Лед и пламя (Мурашова, Майорова) - страница 46

Сто раз она собиралась сама поехать в Семенцы и проверить Верины слова на месте. Но горничная, словно угадывая ее мысли, толково предостерегала:

– Не вздумайте сами ехать, Софья Павловна. Прислуга с вами из неловкости разговаривать не станет, побоится от собственных хозяев укоризны. А как еще узнать? Да и что за дело: девица благородного звания мужчину разыскивает! На черную кость плевать, пусть думают что хотят, но сам-то Сергей Алексеевич что вообразит, как отыщется? Другое дело – прислуга по поручению. Здесь все пиететно…

Необычная для бывшей крестьянской девушки (Софи знала, что Веру взяли из деревни, да и сама Вера об этом говорила) речь сначала удивляла Софи.

– Откуда ты так говорить научилась, Вера? Кто тебя учил?

– А я, Софья Павловна, грамотная и книжки всякие читать люблю.

– Какие ж книжки? Неужто из батюшкиной библиотеки?!

– Да нет, что вы, Софья Павловна! Как можно! – усмехнулась Вера. – У нас, у черной кости, свои книжки…

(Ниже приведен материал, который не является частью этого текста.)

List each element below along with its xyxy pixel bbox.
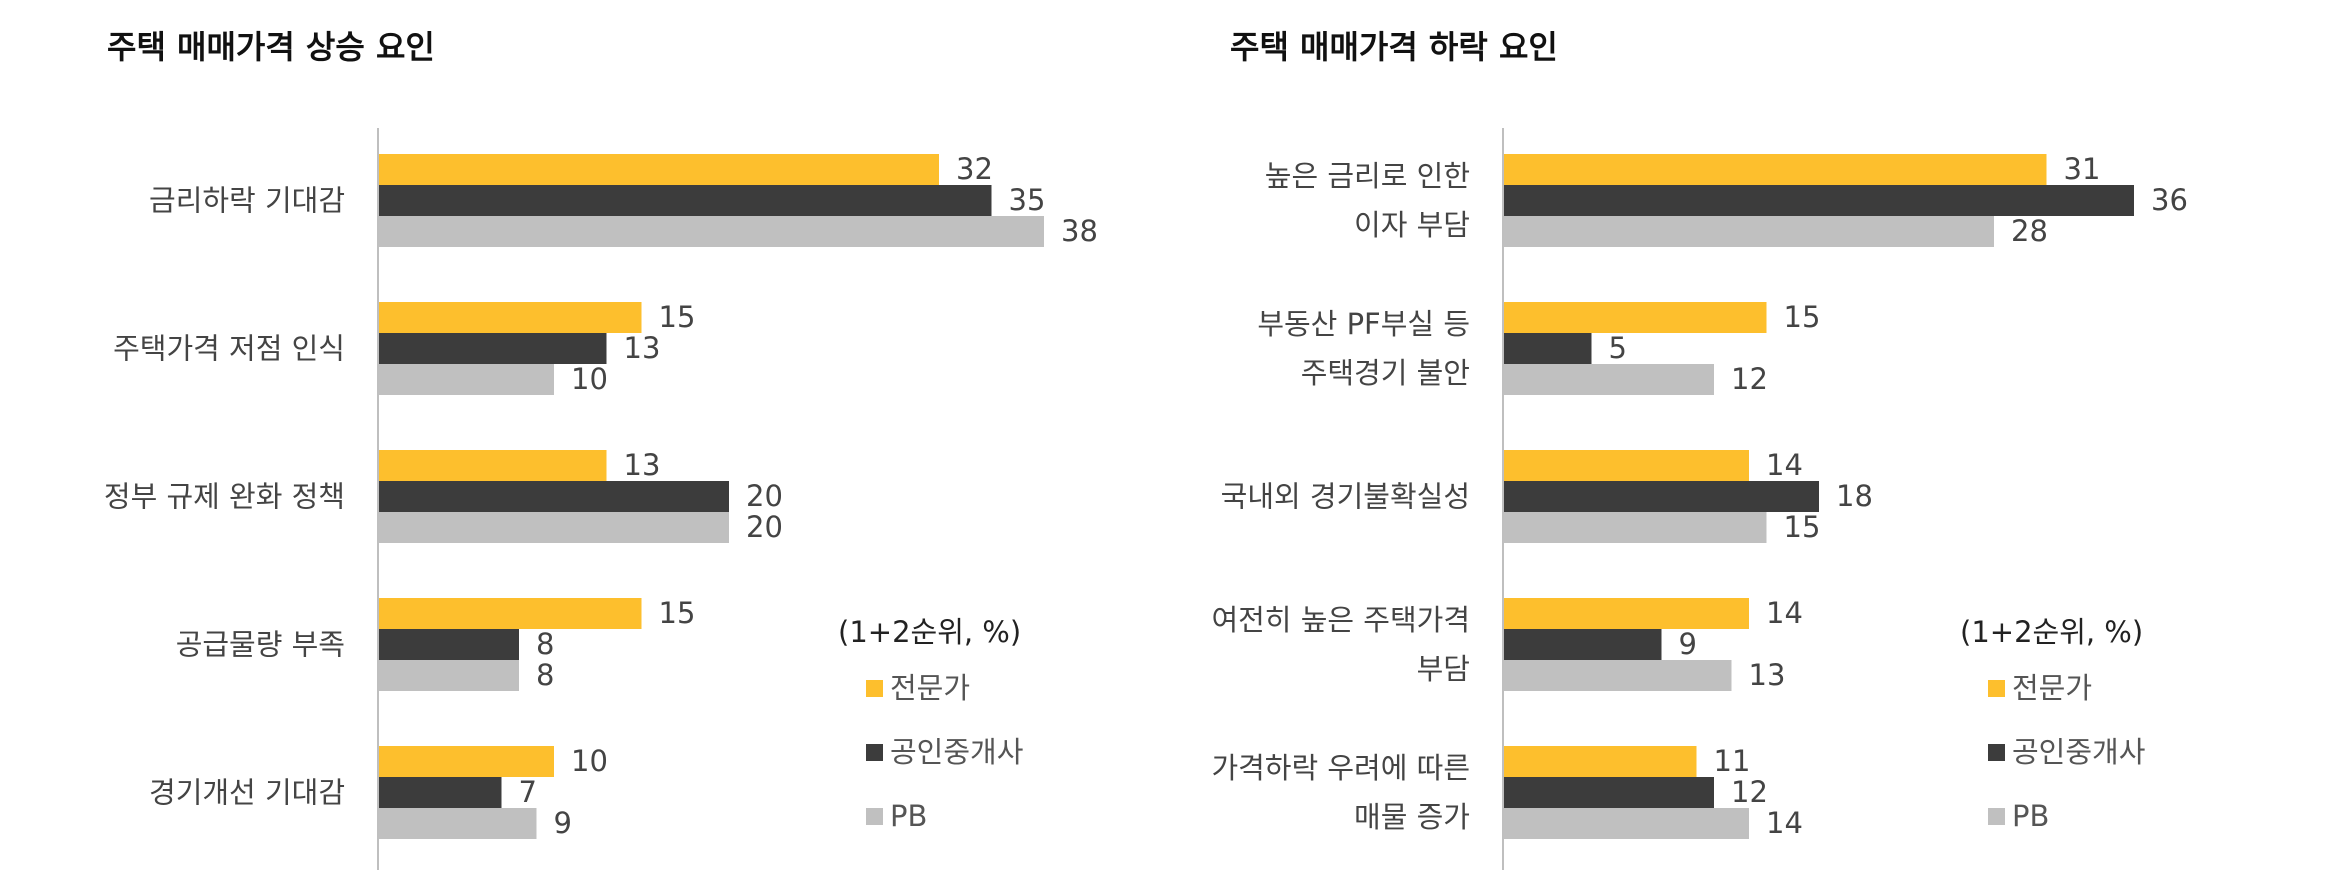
bar (1504, 302, 1767, 333)
legend-label: 전문가 (890, 671, 970, 705)
data-label: 18 (1836, 479, 1873, 513)
data-label: 8 (536, 658, 554, 692)
legend-swatch (1988, 808, 2005, 825)
legend-label: 전문가 (2012, 671, 2092, 705)
data-label: 15 (659, 596, 696, 630)
data-label: 20 (746, 510, 783, 544)
bar (379, 629, 519, 660)
data-label: 9 (554, 806, 572, 840)
category-label: 높은 금리로 인한 (1265, 159, 1470, 193)
legend-label: 공인중개사 (2012, 735, 2145, 769)
bar (379, 777, 502, 808)
data-label: 13 (624, 448, 661, 482)
data-label: 20 (746, 479, 783, 513)
bar (1504, 746, 1697, 777)
bar (379, 660, 519, 691)
legend-label: 공인중개사 (890, 735, 1023, 769)
category-label: 공급물량 부족 (176, 628, 345, 662)
chart-title: 주택 매매가격 상승 요인 (107, 28, 435, 66)
bar (1504, 808, 1749, 839)
bar (379, 333, 607, 364)
bar (1504, 185, 2134, 216)
bar (379, 808, 537, 839)
bar (1504, 216, 1994, 247)
category-label: 이자 부담 (1354, 208, 1470, 242)
data-label: 5 (1609, 331, 1627, 365)
data-label: 14 (1766, 448, 1803, 482)
legend-swatch (866, 808, 883, 825)
bar (379, 302, 642, 333)
data-label: 12 (1731, 362, 1768, 396)
data-label: 31 (2064, 152, 2101, 186)
data-label: 36 (2151, 183, 2188, 217)
legend-swatch (866, 680, 883, 697)
data-label: 13 (1749, 658, 1786, 692)
data-label: 8 (536, 627, 554, 661)
legend-swatch (866, 744, 883, 761)
unit-note: (1+2순위, %) (1960, 615, 2143, 649)
bar (1504, 364, 1714, 395)
data-label: 11 (1714, 744, 1751, 778)
bar (379, 450, 607, 481)
bar (1504, 777, 1714, 808)
bar (379, 154, 939, 185)
bar (379, 746, 554, 777)
data-label: 7 (519, 775, 537, 809)
data-label: 9 (1679, 627, 1697, 661)
bar (1504, 450, 1749, 481)
category-label: 여전히 높은 주택가격 (1211, 603, 1470, 637)
chart-title: 주택 매매가격 하락 요인 (1230, 28, 1558, 66)
legend-swatch (1988, 744, 2005, 761)
category-label: 정부 규제 완화 정책 (104, 480, 345, 514)
bar (379, 512, 729, 543)
data-label: 14 (1766, 806, 1803, 840)
data-label: 15 (1784, 510, 1821, 544)
legend-label: PB (890, 799, 927, 833)
data-label: 32 (956, 152, 993, 186)
bar (379, 185, 992, 216)
category-label: 부동산 PF부실 등 (1257, 307, 1470, 341)
chart-panel-rise: 주택 매매가격 상승 요인 금리하락 기대감 32 35 38 주택가격 저점 인식 15… (0, 0, 1160, 870)
category-label: 국내외 경기불확실성 (1221, 480, 1470, 514)
unit-note: (1+2순위, %) (838, 615, 1021, 649)
bar (1504, 154, 2047, 185)
data-label: 15 (659, 300, 696, 334)
bar (1504, 660, 1732, 691)
data-label: 10 (571, 362, 608, 396)
data-label: 12 (1731, 775, 1768, 809)
data-label: 13 (624, 331, 661, 365)
category-label: 매물 증가 (1354, 800, 1470, 834)
bar (379, 216, 1044, 247)
data-label: 38 (1061, 214, 1098, 248)
bar (1504, 598, 1749, 629)
category-label: 주택가격 저점 인식 (113, 332, 345, 366)
bar (1504, 333, 1592, 364)
category-label: 부담 (1417, 652, 1470, 686)
legend-label: PB (2012, 799, 2049, 833)
legend-swatch (1988, 680, 2005, 697)
category-label: 주택경기 불안 (1301, 356, 1470, 390)
bar (1504, 512, 1767, 543)
data-label: 15 (1784, 300, 1821, 334)
bar (379, 481, 729, 512)
bar (379, 364, 554, 395)
category-label: 가격하락 우려에 따른 (1211, 751, 1470, 785)
data-label: 14 (1766, 596, 1803, 630)
bar (1504, 629, 1662, 660)
bar (1504, 481, 1819, 512)
data-label: 10 (571, 744, 608, 778)
data-label: 35 (1009, 183, 1046, 217)
category-label: 금리하락 기대감 (149, 184, 345, 218)
bar (379, 598, 642, 629)
data-label: 28 (2011, 214, 2048, 248)
category-label: 경기개선 기대감 (149, 776, 345, 810)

Софи была слишком поглощена собой, чтобы расслышать в словах Веры насмешку, но вспомнила, как Гриша со смехом рассказывал, будто Вера по вечерам читает его учебники по географии и естественной истории.

«Молодец, Вера!» – решила Софи. Образованная, пусть и на свой лад, горничная нравилась ей больше необразованной.

Софи пыталась занять себя каким-то делом, но все – кисти, книжки, пяльцы – буквально валилось у нее из рук. Только рояль, одиноко стоящий в гостиной, давал ей какое-то отдохновение и выход обуревавшим ее эмоциям. Софи не уродилась музыкальной, и уроки музыки, которые она когда-то брала, не принесли ей особой пользы. Однако сейчас она с воодушевлением тарабанила по желтоватым клавишам те немногие пьесы, которые знала наизусть, и даже пыталась разбирать новые. Многие значки она позабыла, полутонов не слышала, поэтому хаотическое присутствие в ее исполнении диезов и бемолей ее вовсе не смущало.

Удивительно, что ничего не говорила Наталья Андреевна, которую обычно пение и музицирование старшей дочери доводили до нервных припадков. В юности Наталья Андреевна считалась неплохой исполнительницей, почти профессионально пела и до замужества много лет брала уроки у профессора Консерватории Бельского. Рояль в гостиной входил в ее приданое, и первые годы замужней жизни она частенько присаживалась за него. Музыку (больше всех – Бетховена и Листа) Наталья Андреевна любила трепетно, по-девичьи. Поэтому ей было особенно невыносимо слушать бодрые безграмотные экзерсисы Софи.

Молчание и неожиданная терпимость матери могли бы заставить девушку задуматься о причинах, если бы, повторимся, она вообще могла в эти дни размышлять о ком-то, кроме себя и своих сложных (придуманных от начала и до конца) отношений с Сержем.